Il punto sulla situazione in Libia

Quello che succede è molto «fluido», come lo ha definito il dipartimento dei Stato americano. Tuttavia, in questa fase di calma apparente - apparente, perché di fatto è stato ucciso un tecnico cinese a Bengasi poche ore fa e ferito in un altro attentato il capo della Marina libica - ho provato a fari il punto, tra fatti e considerazioni, su Formiche.

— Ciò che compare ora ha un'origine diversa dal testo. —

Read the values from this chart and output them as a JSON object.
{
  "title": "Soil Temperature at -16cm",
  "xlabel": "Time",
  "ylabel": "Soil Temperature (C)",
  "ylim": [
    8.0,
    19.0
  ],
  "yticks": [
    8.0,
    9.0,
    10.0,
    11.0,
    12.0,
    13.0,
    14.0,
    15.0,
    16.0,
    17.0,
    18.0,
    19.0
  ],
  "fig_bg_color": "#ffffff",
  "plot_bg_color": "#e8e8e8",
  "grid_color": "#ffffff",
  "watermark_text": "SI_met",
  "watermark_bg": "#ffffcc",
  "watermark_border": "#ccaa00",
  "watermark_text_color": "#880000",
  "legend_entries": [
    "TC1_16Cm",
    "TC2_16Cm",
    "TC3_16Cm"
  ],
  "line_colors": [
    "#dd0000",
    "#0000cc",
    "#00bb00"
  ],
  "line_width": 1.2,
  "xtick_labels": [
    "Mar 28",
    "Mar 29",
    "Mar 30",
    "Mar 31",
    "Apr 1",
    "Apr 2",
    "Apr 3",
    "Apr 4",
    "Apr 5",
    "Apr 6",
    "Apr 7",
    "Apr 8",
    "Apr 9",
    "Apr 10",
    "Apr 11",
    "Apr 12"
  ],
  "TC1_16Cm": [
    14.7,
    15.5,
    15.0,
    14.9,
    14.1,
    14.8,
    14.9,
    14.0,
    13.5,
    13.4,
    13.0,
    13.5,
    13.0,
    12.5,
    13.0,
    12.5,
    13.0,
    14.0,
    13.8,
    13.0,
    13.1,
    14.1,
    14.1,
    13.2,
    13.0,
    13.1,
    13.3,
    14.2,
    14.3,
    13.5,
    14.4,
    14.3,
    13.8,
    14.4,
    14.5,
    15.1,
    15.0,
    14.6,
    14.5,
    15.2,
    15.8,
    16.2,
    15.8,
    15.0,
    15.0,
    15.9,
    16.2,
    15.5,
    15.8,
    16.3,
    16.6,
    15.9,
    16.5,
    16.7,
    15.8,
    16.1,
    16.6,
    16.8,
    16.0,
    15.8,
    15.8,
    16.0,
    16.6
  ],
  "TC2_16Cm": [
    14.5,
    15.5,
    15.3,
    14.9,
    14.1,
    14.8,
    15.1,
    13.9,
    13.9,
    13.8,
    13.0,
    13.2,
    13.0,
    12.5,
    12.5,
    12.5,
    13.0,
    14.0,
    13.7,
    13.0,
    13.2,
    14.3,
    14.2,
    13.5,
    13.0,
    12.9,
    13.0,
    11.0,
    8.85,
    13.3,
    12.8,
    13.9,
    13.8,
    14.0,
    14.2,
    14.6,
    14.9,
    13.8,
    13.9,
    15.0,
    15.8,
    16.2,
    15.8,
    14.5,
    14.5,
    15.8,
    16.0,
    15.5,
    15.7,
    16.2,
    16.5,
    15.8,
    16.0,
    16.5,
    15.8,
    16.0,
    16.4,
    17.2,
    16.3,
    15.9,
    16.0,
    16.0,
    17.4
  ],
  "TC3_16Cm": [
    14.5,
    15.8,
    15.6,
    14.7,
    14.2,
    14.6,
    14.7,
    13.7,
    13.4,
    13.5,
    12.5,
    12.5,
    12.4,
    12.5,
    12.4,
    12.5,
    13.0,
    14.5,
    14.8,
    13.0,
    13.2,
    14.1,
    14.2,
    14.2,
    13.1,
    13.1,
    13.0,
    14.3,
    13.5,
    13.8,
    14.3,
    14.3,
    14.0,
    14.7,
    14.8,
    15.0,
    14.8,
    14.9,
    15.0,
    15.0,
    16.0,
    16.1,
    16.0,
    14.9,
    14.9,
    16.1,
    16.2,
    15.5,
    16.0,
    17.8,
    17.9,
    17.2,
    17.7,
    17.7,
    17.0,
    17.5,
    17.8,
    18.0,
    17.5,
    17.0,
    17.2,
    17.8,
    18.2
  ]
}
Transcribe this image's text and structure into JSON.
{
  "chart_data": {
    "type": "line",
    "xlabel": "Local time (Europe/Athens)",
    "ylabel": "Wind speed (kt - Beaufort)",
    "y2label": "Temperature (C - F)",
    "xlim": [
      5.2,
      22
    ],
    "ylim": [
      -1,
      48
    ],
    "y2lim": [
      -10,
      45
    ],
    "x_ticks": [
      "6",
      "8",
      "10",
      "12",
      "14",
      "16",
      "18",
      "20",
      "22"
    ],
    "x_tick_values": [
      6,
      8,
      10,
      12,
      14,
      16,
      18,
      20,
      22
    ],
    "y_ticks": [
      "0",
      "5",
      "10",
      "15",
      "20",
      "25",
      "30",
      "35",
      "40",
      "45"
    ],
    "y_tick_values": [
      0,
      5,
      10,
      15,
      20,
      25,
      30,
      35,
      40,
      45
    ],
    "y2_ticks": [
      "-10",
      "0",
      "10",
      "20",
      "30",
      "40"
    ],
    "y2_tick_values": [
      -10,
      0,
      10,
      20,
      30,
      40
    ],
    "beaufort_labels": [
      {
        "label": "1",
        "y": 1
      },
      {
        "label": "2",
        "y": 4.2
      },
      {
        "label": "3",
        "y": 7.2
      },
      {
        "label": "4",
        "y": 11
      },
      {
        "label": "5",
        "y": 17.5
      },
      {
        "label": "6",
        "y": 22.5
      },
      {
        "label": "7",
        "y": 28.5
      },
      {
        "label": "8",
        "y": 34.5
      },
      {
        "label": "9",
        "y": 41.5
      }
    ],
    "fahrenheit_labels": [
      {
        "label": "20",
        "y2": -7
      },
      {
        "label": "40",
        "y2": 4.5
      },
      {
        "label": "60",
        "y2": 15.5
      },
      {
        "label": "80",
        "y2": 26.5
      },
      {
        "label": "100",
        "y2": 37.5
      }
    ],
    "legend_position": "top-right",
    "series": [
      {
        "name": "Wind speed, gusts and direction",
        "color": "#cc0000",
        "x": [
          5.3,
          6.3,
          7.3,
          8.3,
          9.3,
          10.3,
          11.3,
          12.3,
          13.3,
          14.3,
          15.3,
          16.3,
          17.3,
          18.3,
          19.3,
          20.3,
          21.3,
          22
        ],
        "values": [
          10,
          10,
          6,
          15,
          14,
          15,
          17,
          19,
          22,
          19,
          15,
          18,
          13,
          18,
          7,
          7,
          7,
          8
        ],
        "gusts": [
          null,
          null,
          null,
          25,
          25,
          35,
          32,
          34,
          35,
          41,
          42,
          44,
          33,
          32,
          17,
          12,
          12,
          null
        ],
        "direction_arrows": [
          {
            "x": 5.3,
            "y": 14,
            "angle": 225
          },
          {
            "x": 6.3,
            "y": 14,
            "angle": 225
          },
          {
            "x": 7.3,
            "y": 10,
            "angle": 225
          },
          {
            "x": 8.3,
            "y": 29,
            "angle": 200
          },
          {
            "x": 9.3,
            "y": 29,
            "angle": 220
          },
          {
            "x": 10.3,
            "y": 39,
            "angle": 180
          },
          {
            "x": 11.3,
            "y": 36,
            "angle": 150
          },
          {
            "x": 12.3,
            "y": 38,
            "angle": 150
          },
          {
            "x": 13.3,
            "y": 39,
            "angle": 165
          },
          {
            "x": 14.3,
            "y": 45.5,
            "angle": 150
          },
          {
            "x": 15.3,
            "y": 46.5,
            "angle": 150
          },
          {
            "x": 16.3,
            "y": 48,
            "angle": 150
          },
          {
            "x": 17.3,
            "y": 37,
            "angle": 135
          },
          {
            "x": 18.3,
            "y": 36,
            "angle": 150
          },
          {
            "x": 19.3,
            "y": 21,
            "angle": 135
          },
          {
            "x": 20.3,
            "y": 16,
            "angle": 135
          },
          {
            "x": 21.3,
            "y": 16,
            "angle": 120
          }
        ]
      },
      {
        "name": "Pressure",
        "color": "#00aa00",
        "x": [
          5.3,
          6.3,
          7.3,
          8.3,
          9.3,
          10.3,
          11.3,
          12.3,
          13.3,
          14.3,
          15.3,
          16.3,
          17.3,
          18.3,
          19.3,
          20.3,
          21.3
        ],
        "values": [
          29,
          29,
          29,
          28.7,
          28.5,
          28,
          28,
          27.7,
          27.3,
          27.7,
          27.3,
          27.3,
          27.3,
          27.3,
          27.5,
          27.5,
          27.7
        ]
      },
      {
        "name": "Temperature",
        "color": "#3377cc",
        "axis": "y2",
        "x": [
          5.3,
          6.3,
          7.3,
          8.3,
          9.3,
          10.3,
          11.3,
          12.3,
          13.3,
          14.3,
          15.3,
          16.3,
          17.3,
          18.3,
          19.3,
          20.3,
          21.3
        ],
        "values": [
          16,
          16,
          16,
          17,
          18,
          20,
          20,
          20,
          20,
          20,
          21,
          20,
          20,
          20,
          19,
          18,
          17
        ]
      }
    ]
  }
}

Rispetto a ieri, oggi ci sono alcune notizie importanti da registrare. 1) Il generale Haftar ha parlato apertamente dell'appoggio egiziano, promettendo di consegnare i terroristi catturati alle corti del Cairo. 2) In Tunisia sono stati arrestati otto terroristi legati ad Ansar al-Sharia, gruppo qaedista che opera nell'area. Gli uomini si sarebbero addestrati in Libia e stabiliti in Tunisia da un po': segno che le operazioni di intelligence nei paesi confinanti si stanno facendo sempre più attente. 3) Le milizie di Misurata si sono schierate apertamente: hanno fatto sapere di essere a Tripoli per difendere il governo contro il «golpe» di Haftar. 4) Il ministro degli Esteri italiano Mogherini, è a Lisbona per una riunione del tavolo di dialogo Euromediterraneo (detto 5+5, cinque paesi europei, Italia, Francia, Spagna, Malta, Portogallo, e cinque africani, Marocco, Algeria, Libia, Tunisia e Mauritania, che si affacciano sul Mare Nostrum), incontrerà a margine i colleghi libico e francese, Mohamed Abdelaziz e Laurent Fabius. Il tentativo sarà di portare la situazione all'attenzione dell'Onu prima che sfugga definitivamente dal controllo. 5) La Guida Suprema Bashir al Kubti della Fratellanza Musulmana in Libia - messa da Haftar nell'obiettivo delle operazioni militari - ha espresso la prima dichiarazione ufficiale: «Qui  non siamo in Egitto e noi non siamo terroristi. In Libia tutto il popolo è armato. Non esiste casa in cui non ci sia una pistola o un fucile. In strada si trova qualsiasi tipo di arma: stiamo parlando di almeno 25 milioni di armi circolanti nel Paese». 6) Il portavoce del Dipartimento di Stato Jen Psaki, ha dichiarato che Washington non era al corrente delle azioni del generale, con il quale non è in contatto da mesi, e che «non sostiene né condanna le azioni sul terreno».